Più complessivamente, sul piano della costruzione di discorso, la retorica dell'ordoliberalismo sembra essere quella di provare a “normalizzare” la pratica di estorsione e strozzinaggio, come pratica di gestione della crisi, una crisi che ormai si mostra nella veste di una lotta all'ultimo sangue per salvare un sistema che, palesemente, non funziona più. Il discorso mediatico vigente cerca di presentare tutto ciò come business as usual. Dall’altra parte c'è chi pensa che questi ultimi giorni entreranno nei libri di storia: come giorni di un nuovo inizio o della definitiva catastrofe.
Ma come saranno raccontati dipende anche dalla capacità dei movimenti di lavorare per costruire un'opposizione radicale e di massa, in Germania così come negli altri paesi della maledetta Unione Europea e non solo. Cosa questa assolutamente non facile e scontata, visto l'isolamento politico-istituzionale e mediatico: basti pensare al silenzio triste e umiliante che impera nel partito della Die.Linke, da cui ci si aspettava almeno una presa di parola chiara. C'è chi all'interno prova a smuovere e dire qualcosa, ma l'incapacità generale di mobilitare la base del partito lascia sgomenti. L'argomento è troppo distante dai loro elettori (...), dicono.
Così mantengono i propri discorsi sul piano delle lotte da scrivania o di salotti/assemblee per soli „intellettuali“ di partito. Con questa attitudine, neanche riescono ad avvicinarsi allo “Standort Deutschland”, alla fortezza nazionale tedesca. Non meno assordante è stato il silenzio dei sindacati. In altre parole, le manifestazioni, i presidi, le assemblee pubbliche che abbiamo visto in questi giorni non ci sarebbero stati senza i movimenti anticapitalisti ed extraparlamentari.
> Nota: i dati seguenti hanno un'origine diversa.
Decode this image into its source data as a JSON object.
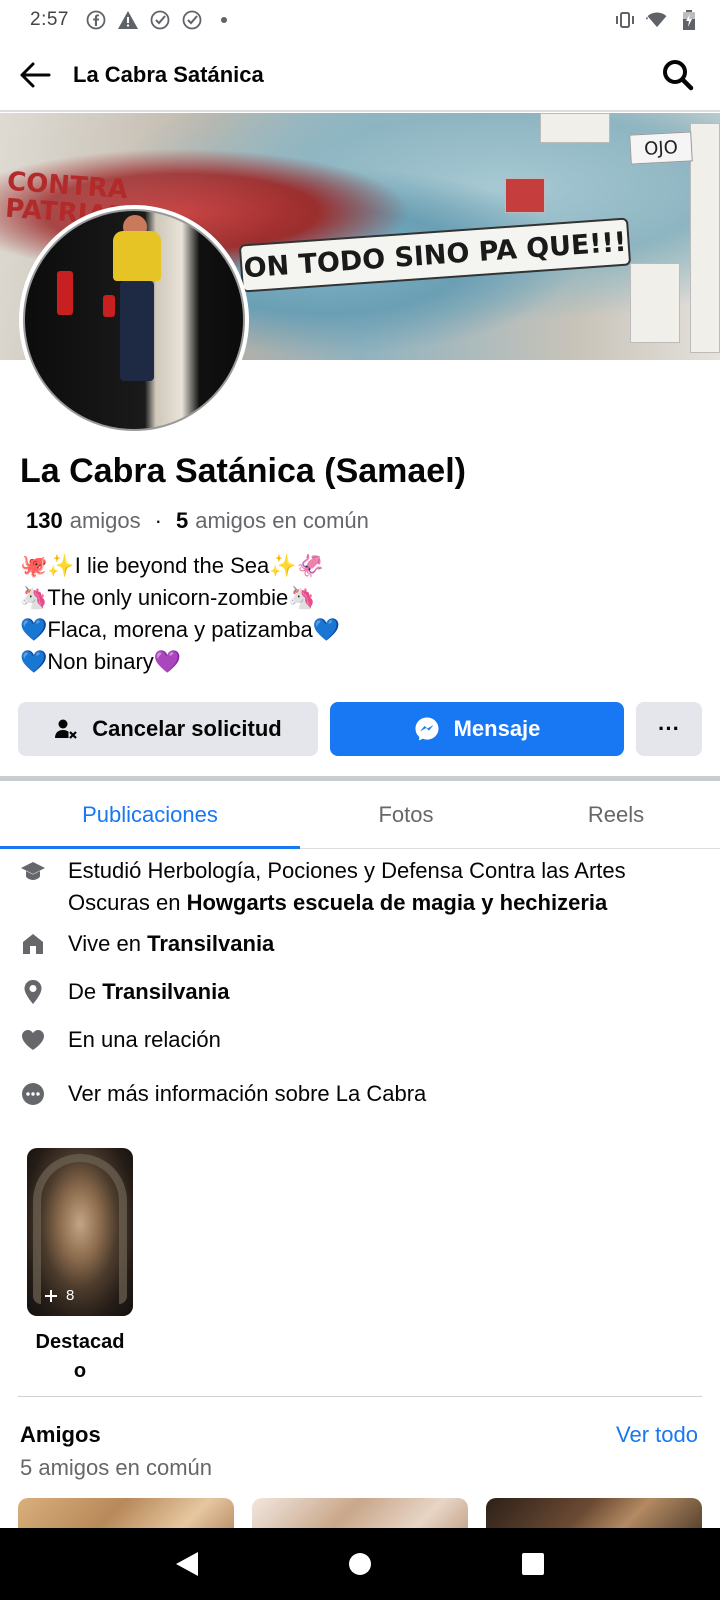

E fa ridere (una risata molto amara, s'intende) chi si pone da qui – luogo d'osservazione privilegiato in tutti i sensi - come unico problema e dall'alto della propria purezza antagonista, quello di giudicare Tsipras e Syriza, di decidere se siano dei traditori del popolo o meno. Se pollice in su o in giù deve essere, allora deve esserlo per tutti noi anche (tralasciando per un secondo la gogna che andrebbe riservata – privilegium! - alla sola socialdemocrazia europea): per tutti i movimenti e le voci critiche che, oltre la Grecia, non sono stati capaci di imporsi come senso comune, di fare breccia nella società e di costruire forme di resistenza, tanto radicali quanto maggioritarie, al livello internazionale contro questa Europa. Insieme a piazza Syntagma, in questo momento, mille altre piazze europee dovrebbero bruciare. È evidente che la Grecia da sola, totalmente isolata sul tavolo delle “trattative”, non poteva e non può rovesciare i rapporti di forza. Poi certo si potrebbe continuare a discutere della tattica-Tsipras e di quella-Varoufakis, di quale gioco delle carte sarebbe stato migliore, se Tsipras non avrebbe fatto meglio a dimettersi piuttosto che approvare lui un terzo memorandum... Tutto vero, ma al momento ci sembra di sottovalutarci troppo se ci attribuiamo il mero un ruolo di giudici, che seduti dietro al tavolo alzano le palette coi voti sulle vicende e sui loro protagonisti.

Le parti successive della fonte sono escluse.